Marijuana’s potential benefits are limited by the harm caused by smoking, which can increase the risk of cancer, damage the lungs and cause pregnancy complications, such as low birth weight, states the IOM report.
The IOM report found no conclusive data to support the idea that pot causes people to take up harder drugs, or that approving it for medical use would increase its use among the public.
Yet marijuana’s medical benefits are often modest, Watson says. Almost all breast cancer patients treated with a chemotherapy drug called cisplatin become nauseated. Standard drugs can reduce that rate to 10%, while marijuana lowers the number to only 25%. «If you have a family member with this illness, what would you put them on?» Watson asks.
The Food and Drug Administration has approved a drug called Marinol — a form of THC, an active ingredient in marijuana — to treat AIDS-related weight loss as well as chemo-induced nausea. Benson says the drug, which often produces a hangover, is not very popular.
Scientists have studied marijuana’s effects on several ailments:
•AIDS. Research shows that marijuana stimulates the appetite among AIDS patients, who often waste away. «Patients gained a little weight, and they ate a lot of junk food,» says Benson, who notes that sweets and snacks don’t improve nutrition.
•Glaucoma. Smoking marijuana should not be used to treat glaucoma, according to the IOM report. Although it relieved eye pressure, those effects were short-lived.
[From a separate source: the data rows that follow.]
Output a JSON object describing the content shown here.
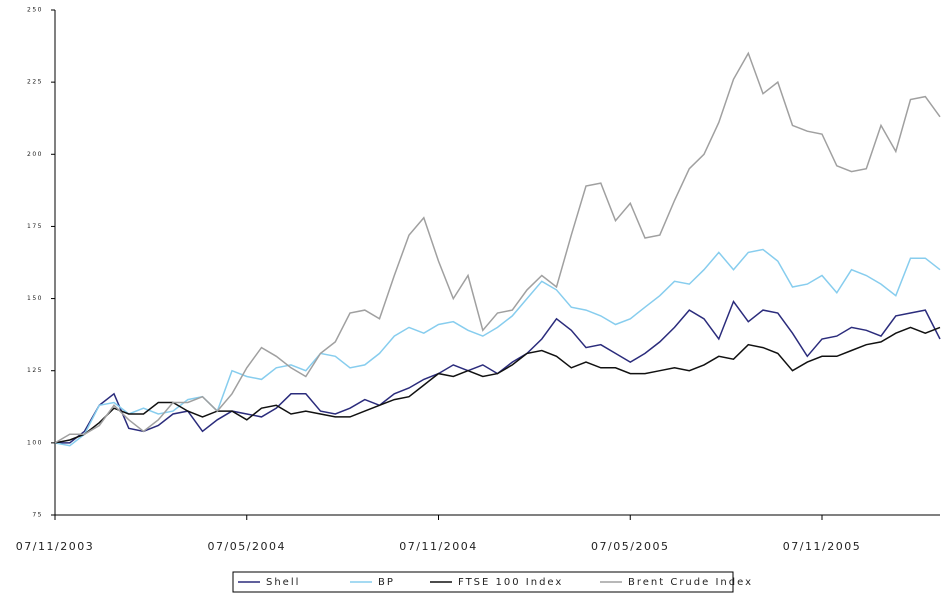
{
  "chart_data": {
    "type": "line",
    "categories": [
      "07/11/2003",
      null,
      null,
      null,
      null,
      null,
      null,
      null,
      null,
      null,
      null,
      null,
      null,
      "07/05/2004",
      null,
      null,
      null,
      null,
      null,
      null,
      null,
      null,
      null,
      null,
      null,
      null,
      "07/11/2004",
      null,
      null,
      null,
      null,
      null,
      null,
      null,
      null,
      null,
      null,
      null,
      null,
      "07/05/2005",
      null,
      null,
      null,
      null,
      null,
      null,
      null,
      null,
      null,
      null,
      null,
      null,
      "07/11/2005",
      null,
      null,
      null,
      null,
      null,
      null,
      null,
      null
    ],
    "series": [
      {
        "name": "Shell",
        "color": "#2b2c7c",
        "values": [
          100,
          100,
          104,
          113,
          117,
          105,
          104,
          106,
          110,
          111,
          104,
          108,
          111,
          110,
          109,
          112,
          117,
          117,
          111,
          110,
          112,
          115,
          113,
          117,
          119,
          122,
          124,
          127,
          125,
          127,
          124,
          128,
          131,
          136,
          143,
          139,
          133,
          134,
          131,
          128,
          131,
          135,
          140,
          146,
          143,
          136,
          149,
          142,
          146,
          145,
          138,
          130,
          136,
          137,
          140,
          139,
          137,
          144,
          145,
          146,
          136
        ]
      },
      {
        "name": "BP",
        "color": "#87cdee",
        "values": [
          100,
          99,
          103,
          113,
          114,
          110,
          112,
          110,
          111,
          115,
          116,
          111,
          125,
          123,
          122,
          126,
          127,
          125,
          131,
          130,
          126,
          127,
          131,
          137,
          140,
          138,
          141,
          142,
          139,
          137,
          140,
          144,
          150,
          156,
          153,
          147,
          146,
          144,
          141,
          143,
          147,
          151,
          156,
          155,
          160,
          166,
          160,
          166,
          167,
          163,
          154,
          155,
          158,
          152,
          160,
          158,
          155,
          151,
          164,
          164,
          160
        ]
      },
      {
        "name": "FTSE 100 Index",
        "color": "#111111",
        "values": [
          100,
          101,
          103,
          107,
          112,
          110,
          110,
          114,
          114,
          111,
          109,
          111,
          111,
          108,
          112,
          113,
          110,
          111,
          110,
          109,
          109,
          111,
          113,
          115,
          116,
          120,
          124,
          123,
          125,
          123,
          124,
          127,
          131,
          132,
          130,
          126,
          128,
          126,
          126,
          124,
          124,
          125,
          126,
          125,
          127,
          130,
          129,
          134,
          133,
          131,
          125,
          128,
          130,
          130,
          132,
          134,
          135,
          138,
          140,
          138,
          140
        ]
      },
      {
        "name": "Brent Crude Index",
        "color": "#a0a0a0",
        "values": [
          100,
          103,
          103,
          106,
          113,
          108,
          104,
          108,
          114,
          114,
          116,
          111,
          117,
          126,
          133,
          130,
          126,
          123,
          131,
          135,
          145,
          146,
          143,
          158,
          172,
          178,
          163,
          150,
          158,
          139,
          145,
          146,
          153,
          158,
          154,
          172,
          189,
          190,
          177,
          183,
          171,
          172,
          184,
          195,
          200,
          211,
          226,
          235,
          221,
          225,
          210,
          208,
          207,
          196,
          194,
          195,
          210,
          201,
          219,
          220,
          213
        ]
      }
    ],
    "ylim": [
      75,
      250
    ],
    "yticks": [
      75,
      100,
      125,
      150,
      175,
      200,
      225,
      250
    ],
    "grid": false,
    "legend": "bottom"
  }
}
•Epilepsy and multiple sclerosis. There is «limited scientific evidence» that marijuana produces any measurable medical benefits, according to an article last year in Neurology.
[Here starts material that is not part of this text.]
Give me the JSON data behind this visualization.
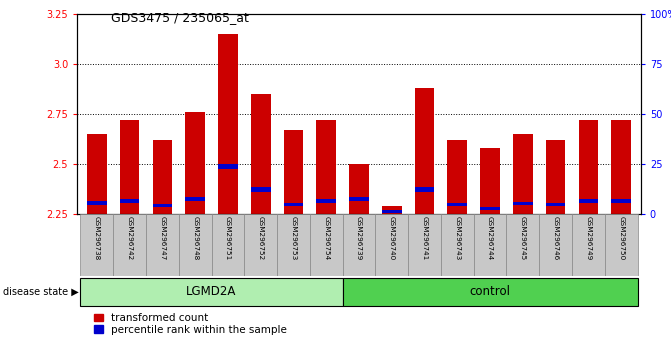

The drug remains popular with some patients, however. In two Canadian studies also published in Neurology, one found that 36% of 220 MS patients used marijuana, while another article found that that 21% of 160 epilepsy patients reported using marijuana in the past year. Of those epilepsy patients, 68% say the drug made seizures less severe and 54% said seizures were less frequent.
Scientists don’t put much faith in reports from patients unless a drug’s effects can be measured by a physician, Benson says. Patients may feel better not because of marijuana, but because of the «placebo effect,» in which ineffective drugs appear to produce results.